Tessa haussa les sourcils, surprise.

- Tu veux aller à l'aquarium ?

- Oui.

- Quand ?

- Maintenant.

- Pourquoi ?

Sophie baissa les yeux au sol.

- J'en ai envie, c'est tout.

- Ah bon...

Silence.

- Tu veux que je demande à Charlotte de nous rejoindre ?

- Non.

- Vous êtes toujours fâchées ?

- On peut dire ça... Bon, on y va ?

- ... Ok.

Les lycéennes écrasèrent leur cigarette sur le mur de briques où elles étaient adossées, se redressèrent, et abandonnèrent Marie Curie sans un dernier regard pour l'établissement. C'était un mercredi après-midi. Il était quatorze heures.

- C'est pas un peu gamin d'aller là-bas ?... Je veux dire, c'est que des poissons dans de grands bocaux...

Sophie scruta sa camarade. Tessa faisait une tête de moins qu'elle et ses cheveux, d'un brun plus clair, n'étaient pas dérangés. Son teint hâlé contrastait avec la blancheur de sa peau à elle, et ses yeux marron brillaient comme deux émeraudes au soleil. C'était une belle jeune fille. Rien d'étonnant, donc, à ce qu'elle put être populaire.

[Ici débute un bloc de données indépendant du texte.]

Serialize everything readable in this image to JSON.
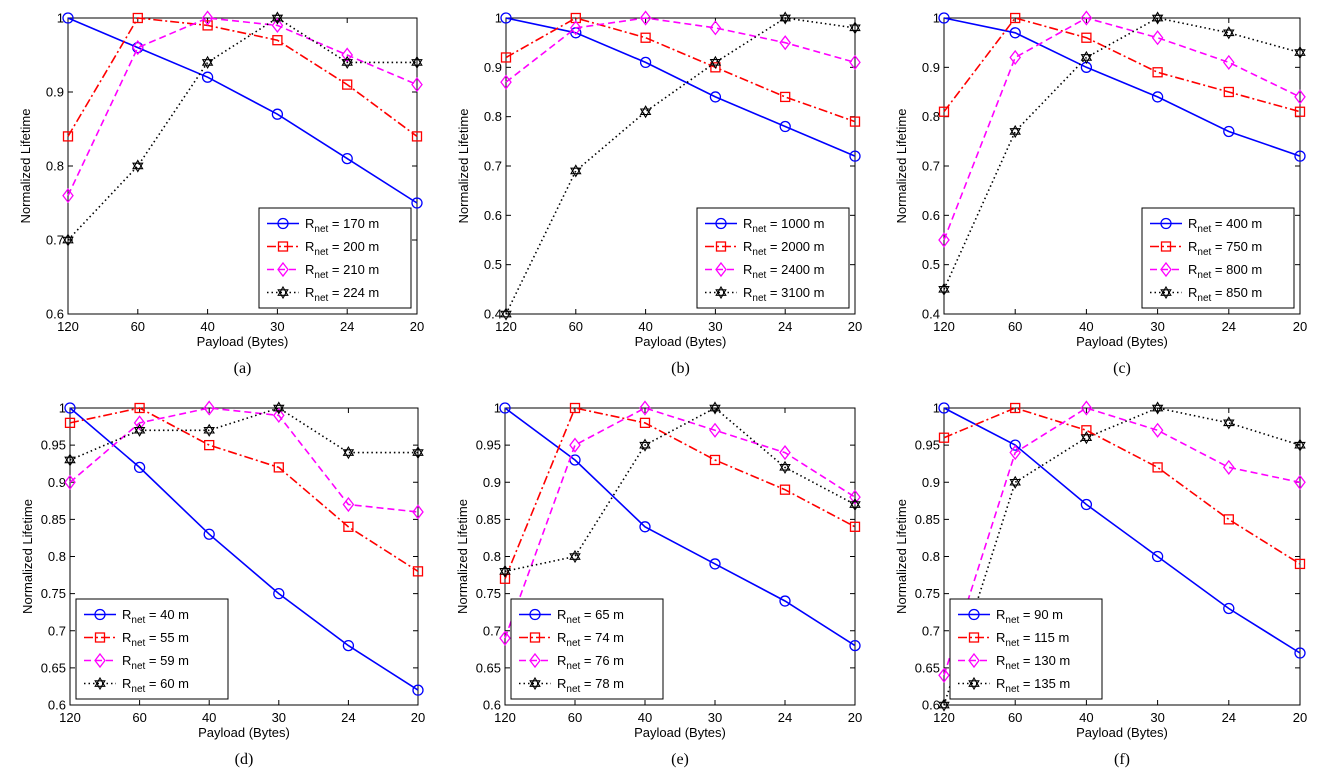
{
  "chart_data": [
    {
      "panel": "(a)",
      "type": "line",
      "xlabel": "Payload (Bytes)",
      "ylabel": "Normalized Lifetime",
      "categories": [
        "120",
        "60",
        "40",
        "30",
        "24",
        "20"
      ],
      "ylim": [
        0.6,
        1.0
      ],
      "yticks": [
        "0.6",
        "0.7",
        "0.8",
        "0.9",
        "1"
      ],
      "ytick_values": [
        0.6,
        0.7,
        0.8,
        0.9,
        1.0
      ],
      "legend": {
        "placement": "bottom-right"
      },
      "series": [
        {
          "name": "R",
          "sub": "net",
          "suffix": " = 170 m",
          "values": [
            1.0,
            0.96,
            0.92,
            0.87,
            0.81,
            0.75
          ],
          "color": "#0000ff",
          "dash": "solid",
          "marker": "circle"
        },
        {
          "name": "R",
          "sub": "net",
          "suffix": " = 200 m",
          "values": [
            0.84,
            1.0,
            0.99,
            0.97,
            0.91,
            0.84
          ],
          "color": "#ff0000",
          "dash": "dashdot",
          "marker": "square"
        },
        {
          "name": "R",
          "sub": "net",
          "suffix": " = 210 m",
          "values": [
            0.76,
            0.96,
            1.0,
            0.99,
            0.95,
            0.91
          ],
          "color": "#ff00ff",
          "dash": "dashed",
          "marker": "diamond"
        },
        {
          "name": "R",
          "sub": "net",
          "suffix": " = 224 m",
          "values": [
            0.7,
            0.8,
            0.94,
            1.0,
            0.94,
            0.94
          ],
          "color": "#000000",
          "dash": "dotted",
          "marker": "hexagram"
        }
      ]
    },
    {
      "panel": "(b)",
      "type": "line",
      "xlabel": "Payload (Bytes)",
      "ylabel": "Normalized Lifetime",
      "categories": [
        "120",
        "60",
        "40",
        "30",
        "24",
        "20"
      ],
      "ylim": [
        0.4,
        1.0
      ],
      "yticks": [
        "0.4",
        "0.5",
        "0.6",
        "0.7",
        "0.8",
        "0.9",
        "1"
      ],
      "ytick_values": [
        0.4,
        0.5,
        0.6,
        0.7,
        0.8,
        0.9,
        1.0
      ],
      "legend": {
        "placement": "bottom-right"
      },
      "series": [
        {
          "name": "R",
          "sub": "net",
          "suffix": " = 1000 m",
          "values": [
            1.0,
            0.97,
            0.91,
            0.84,
            0.78,
            0.72
          ],
          "color": "#0000ff",
          "dash": "solid",
          "marker": "circle"
        },
        {
          "name": "R",
          "sub": "net",
          "suffix": " = 2000 m",
          "values": [
            0.92,
            1.0,
            0.96,
            0.9,
            0.84,
            0.79
          ],
          "color": "#ff0000",
          "dash": "dashdot",
          "marker": "square"
        },
        {
          "name": "R",
          "sub": "net",
          "suffix": " = 2400 m",
          "values": [
            0.87,
            0.98,
            1.0,
            0.98,
            0.95,
            0.91
          ],
          "color": "#ff00ff",
          "dash": "dashed",
          "marker": "diamond"
        },
        {
          "name": "R",
          "sub": "net",
          "suffix": " = 3100 m",
          "values": [
            0.4,
            0.69,
            0.81,
            0.91,
            1.0,
            0.98
          ],
          "color": "#000000",
          "dash": "dotted",
          "marker": "hexagram"
        }
      ]
    },
    {
      "panel": "(c)",
      "type": "line",
      "xlabel": "Payload (Bytes)",
      "ylabel": "Normalized Lifetime",
      "categories": [
        "120",
        "60",
        "40",
        "30",
        "24",
        "20"
      ],
      "ylim": [
        0.4,
        1.0
      ],
      "yticks": [
        "0.4",
        "0.5",
        "0.6",
        "0.7",
        "0.8",
        "0.9",
        "1"
      ],
      "ytick_values": [
        0.4,
        0.5,
        0.6,
        0.7,
        0.8,
        0.9,
        1.0
      ],
      "legend": {
        "placement": "bottom-right"
      },
      "series": [
        {
          "name": "R",
          "sub": "net",
          "suffix": " = 400 m",
          "values": [
            1.0,
            0.97,
            0.9,
            0.84,
            0.77,
            0.72
          ],
          "color": "#0000ff",
          "dash": "solid",
          "marker": "circle"
        },
        {
          "name": "R",
          "sub": "net",
          "suffix": " = 750 m",
          "values": [
            0.81,
            1.0,
            0.96,
            0.89,
            0.85,
            0.81
          ],
          "color": "#ff0000",
          "dash": "dashdot",
          "marker": "square"
        },
        {
          "name": "R",
          "sub": "net",
          "suffix": " = 800 m",
          "values": [
            0.55,
            0.92,
            1.0,
            0.96,
            0.91,
            0.84
          ],
          "color": "#ff00ff",
          "dash": "dashed",
          "marker": "diamond"
        },
        {
          "name": "R",
          "sub": "net",
          "suffix": " = 850 m",
          "values": [
            0.45,
            0.77,
            0.92,
            1.0,
            0.97,
            0.93
          ],
          "color": "#000000",
          "dash": "dotted",
          "marker": "hexagram"
        }
      ]
    },
    {
      "panel": "(d)",
      "type": "line",
      "xlabel": "Payload (Bytes)",
      "ylabel": "Normalized Lifetime",
      "categories": [
        "120",
        "60",
        "40",
        "30",
        "24",
        "20"
      ],
      "ylim": [
        0.6,
        1.0
      ],
      "yticks": [
        "0.6",
        "0.65",
        "0.7",
        "0.75",
        "0.8",
        "0.85",
        "0.9",
        "0.95",
        "1"
      ],
      "ytick_values": [
        0.6,
        0.65,
        0.7,
        0.75,
        0.8,
        0.85,
        0.9,
        0.95,
        1.0
      ],
      "legend": {
        "placement": "bottom-left"
      },
      "series": [
        {
          "name": "R",
          "sub": "net",
          "suffix": " = 40 m",
          "values": [
            1.0,
            0.92,
            0.83,
            0.75,
            0.68,
            0.62
          ],
          "color": "#0000ff",
          "dash": "solid",
          "marker": "circle"
        },
        {
          "name": "R",
          "sub": "net",
          "suffix": " = 55 m",
          "values": [
            0.98,
            1.0,
            0.95,
            0.92,
            0.84,
            0.78
          ],
          "color": "#ff0000",
          "dash": "dashdot",
          "marker": "square"
        },
        {
          "name": "R",
          "sub": "net",
          "suffix": " = 59 m",
          "values": [
            0.9,
            0.98,
            1.0,
            0.99,
            0.87,
            0.86
          ],
          "color": "#ff00ff",
          "dash": "dashed",
          "marker": "diamond"
        },
        {
          "name": "R",
          "sub": "net",
          "suffix": " = 60 m",
          "values": [
            0.93,
            0.97,
            0.97,
            1.0,
            0.94,
            0.94
          ],
          "color": "#000000",
          "dash": "dotted",
          "marker": "hexagram"
        }
      ]
    },
    {
      "panel": "(e)",
      "type": "line",
      "xlabel": "Payload (Bytes)",
      "ylabel": "Normalized Lifetime",
      "categories": [
        "120",
        "60",
        "40",
        "30",
        "24",
        "20"
      ],
      "ylim": [
        0.6,
        1.0
      ],
      "yticks": [
        "0.6",
        "0.65",
        "0.7",
        "0.75",
        "0.8",
        "0.85",
        "0.9",
        "0.95",
        "1"
      ],
      "ytick_values": [
        0.6,
        0.65,
        0.7,
        0.75,
        0.8,
        0.85,
        0.9,
        0.95,
        1.0
      ],
      "legend": {
        "placement": "bottom-left"
      },
      "series": [
        {
          "name": "R",
          "sub": "net",
          "suffix": " = 65 m",
          "values": [
            1.0,
            0.93,
            0.84,
            0.79,
            0.74,
            0.68
          ],
          "color": "#0000ff",
          "dash": "solid",
          "marker": "circle"
        },
        {
          "name": "R",
          "sub": "net",
          "suffix": " = 74 m",
          "values": [
            0.77,
            1.0,
            0.98,
            0.93,
            0.89,
            0.84
          ],
          "color": "#ff0000",
          "dash": "dashdot",
          "marker": "square"
        },
        {
          "name": "R",
          "sub": "net",
          "suffix": " = 76 m",
          "values": [
            0.69,
            0.95,
            1.0,
            0.97,
            0.94,
            0.88
          ],
          "color": "#ff00ff",
          "dash": "dashed",
          "marker": "diamond"
        },
        {
          "name": "R",
          "sub": "net",
          "suffix": " = 78 m",
          "values": [
            0.78,
            0.8,
            0.95,
            1.0,
            0.92,
            0.87
          ],
          "color": "#000000",
          "dash": "dotted",
          "marker": "hexagram"
        }
      ]
    },
    {
      "panel": "(f)",
      "type": "line",
      "xlabel": "Payload (Bytes)",
      "ylabel": "Normalized Lifetime",
      "categories": [
        "120",
        "60",
        "40",
        "30",
        "24",
        "20"
      ],
      "ylim": [
        0.6,
        1.0
      ],
      "yticks": [
        "0.6",
        "0.65",
        "0.7",
        "0.75",
        "0.8",
        "0.85",
        "0.9",
        "0.95",
        "1"
      ],
      "ytick_values": [
        0.6,
        0.65,
        0.7,
        0.75,
        0.8,
        0.85,
        0.9,
        0.95,
        1.0
      ],
      "legend": {
        "placement": "bottom-left"
      },
      "series": [
        {
          "name": "R",
          "sub": "net",
          "suffix": " = 90 m",
          "values": [
            1.0,
            0.95,
            0.87,
            0.8,
            0.73,
            0.67
          ],
          "color": "#0000ff",
          "dash": "solid",
          "marker": "circle"
        },
        {
          "name": "R",
          "sub": "net",
          "suffix": " = 115 m",
          "values": [
            0.96,
            1.0,
            0.97,
            0.92,
            0.85,
            0.79
          ],
          "color": "#ff0000",
          "dash": "dashdot",
          "marker": "square"
        },
        {
          "name": "R",
          "sub": "net",
          "suffix": " = 130 m",
          "values": [
            0.64,
            0.94,
            1.0,
            0.97,
            0.92,
            0.9
          ],
          "color": "#ff00ff",
          "dash": "dashed",
          "marker": "diamond"
        },
        {
          "name": "R",
          "sub": "net",
          "suffix": " = 135 m",
          "values": [
            0.6,
            0.9,
            0.96,
            1.0,
            0.98,
            0.95
          ],
          "color": "#000000",
          "dash": "dotted",
          "marker": "hexagram"
        }
      ]
    }
  ]
}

- On n'y va pas pour lécher les vitrines comme ces affreux morveux. On y va pour se détendre.

- Tu préfères pas le yoga ou la sophrologie ? Parce que ma mère est spécialiste en la matière, alors elle pourrait sûrement...

- Je veux juste voir ces putains de poissons, c'est clair ?

Tessa dévisagea sa compagne, pantoise.

- On vénérera Bouddha une autre fois, reprit celle-ci en soupirant.

- Le yoga, c'est pas du bouddhisme.

- Peu importe.

Une fois arrivées à l'arrêt de bus, les adolescentes patientèrent sans rien dire ; Tessa par soumission, Sophie pour éviter de perdre totalement son sang-froid. Quand le car leur ouvrit ses portes, elles montèrent sans un "Bonjour" au conducteur puis prirent place sur deux sièges occupés par de plus jeunes filles. Terrifiées, ces dernières se contentèrent de rester debout en s'appuyant à l'une des barres métalliques pour ne pas tomber lors du trajet, et fusillèrent leurs despotes du regard tout en s'assurant que ceux-ci ne les remarquent plus.

- Qu'est-ce qu'il y a de si spécial dans cet aquarium ? se hasarda Tessa quand elles quittèrent le véhicule. Pourquoi ça te rend nerveuse ?

- Je suis pas nerveuse, lança froidement son guide.

L'autre étudiante leva les yeux au ciel.

- D'accord... Mais qu'est-ce qu'il y a là-bas ?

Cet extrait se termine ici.